Wie ist die Bilanz des rot-rot-grünen Senats?
Auf der einen Seite steht ein überdurchschnittliches Wirtschaftswachstum bis zum Corona-Sommer 2020. Fünf der neuerdings 40 DaxKonzerne haben hier ihren Sitz. Berlins Wirtschaftssenatorin Ramona Pop (Grüne) spricht von einer „Zeitenwende“. Die Zahl der Beschäftigten stieg, die der Arbeitslosen sank, um dann wegen Corona wieder auf über zehn Prozent anzuwachsen. Der Berliner Mietendeckel wurde vom Bundesverfassungsgericht gekippt, manche Mieter müssen nun nachzahlen. Trotzdem findet der Versuch, die Mietsteigerungen in den Griff zu bekommen, Anklang. Ähnlich ist es bei der „Verkehrswende“. Nur wenige befestigte Radwege wurden neu gebaut.
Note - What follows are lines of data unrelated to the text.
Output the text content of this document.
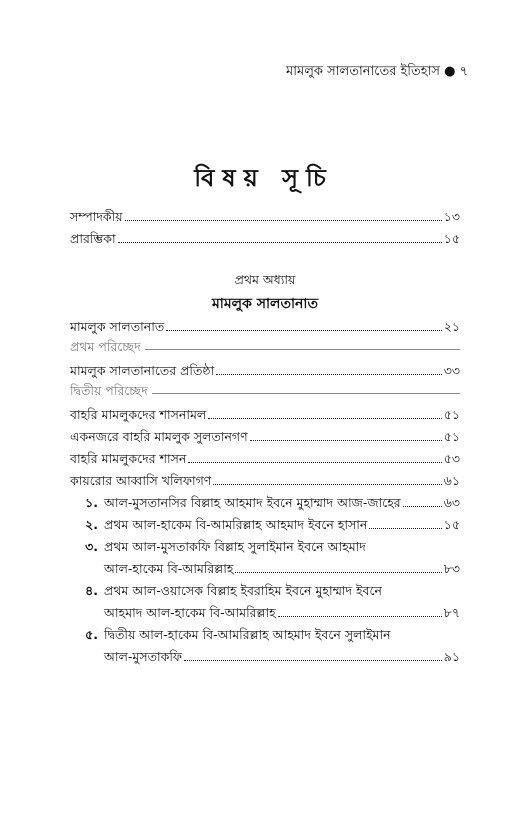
মামলুক সালতানাতের ইতিহাস ● ৭
বিষয় সূচি
সম্পাদকীয়	১৩
প্রারম্ভিকা	১৫
প্রথম অধ্যায়
মামলুক সালতানাত
মামলুক সালতানাত	২১
প্রথম পরিচ্ছেদ
মামলুক সালতানাতের প্রতিষ্ঠা	৩৩
দ্বিতীয় পরিচ্ছেদ
বাহরি মামলুকদের শাসনামল	৫১
একনজরে বাহরি মামলুক সুলতানগণ	৫১
বাহরি মামলুকদের শাসন	৫৩
কায়রোর আব্বাসি খলিফাগণ	৬১
১. আল-মুসতানসির বিল্লাহ আহমাদ ইবনে মুহাম্মাদ আজ-জাহের	৬৩
২. প্রথম আল-হাকেম বি-আমরিল্লাহ আহমাদ ইবনে হাসান	১৫
৩. প্রথম আল-মুসতাকফি বিল্লাহ সুলাইমান ইবনে আহমাদ
আল-হাকেম বি-আমরিল্লাহ	৮৩
৪. প্রথম আল-ওয়াসেক বিল্লাহ ইবরাহিম ইবনে মুহাম্মাদ ইবনে
আহমাদ আল-হাকেম বি-আমরিল্লাহ	৮৭
৫. দ্বিতীয় আল-হাকেম বি-আমরিল্লাহ আহমাদ ইবনে সুলাইমান
আল-মুসতাকফি	৯১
Andererseits hat Berlin 2018 als erstes Bundesland ein Gesetz verabschiedet, das dem öffentlichen Nahverkehr, Radfahrern und Fußgängern Vorrang einräumt.
Was sind die Probleme Berlins? Ein Thema überlagert alle anderen: das Wohnen. Betrug der durchschnittliche Quadratmeterpreis laut Statista 2012 noch 6,65 Euro, liegt er nun bei 10,49 Euro. Zwischenzeitlich wurde der Anstieg durch den Mietendeckel gestoppt. Entgegen vielen Gerüchten wird in Berlin auch gebaut. „20 000 Wohnungen sahen die Planungen in diesem Jahr vor“, sagt Tobias Schulze, der Die Linke im Abgeordnetenhaus vertritt. „19 000 werden es. Frau Giffey verspricht 200 000 Wohnungen in zehn Jahren. Das entspricht in etwa dem Stand, den wir jetzt haben“, ergänzt Schulze in Richtung der SPD-BürgermeisterKandidatin. Das Problem sei nicht, so der Linke, dass zu wenig Wohnungen gebaut werden. „Das Problem besteht darin, dass es viel zu wenig sind, die sich Normalverdiener leisten können. Und unter diesen Normalverdienern sind immer mehr Akademiker und andere Menschen mit mittlerem Einkommen.“Eine Initiative will nun per Volksentscheid eine Lösung herbeiführen.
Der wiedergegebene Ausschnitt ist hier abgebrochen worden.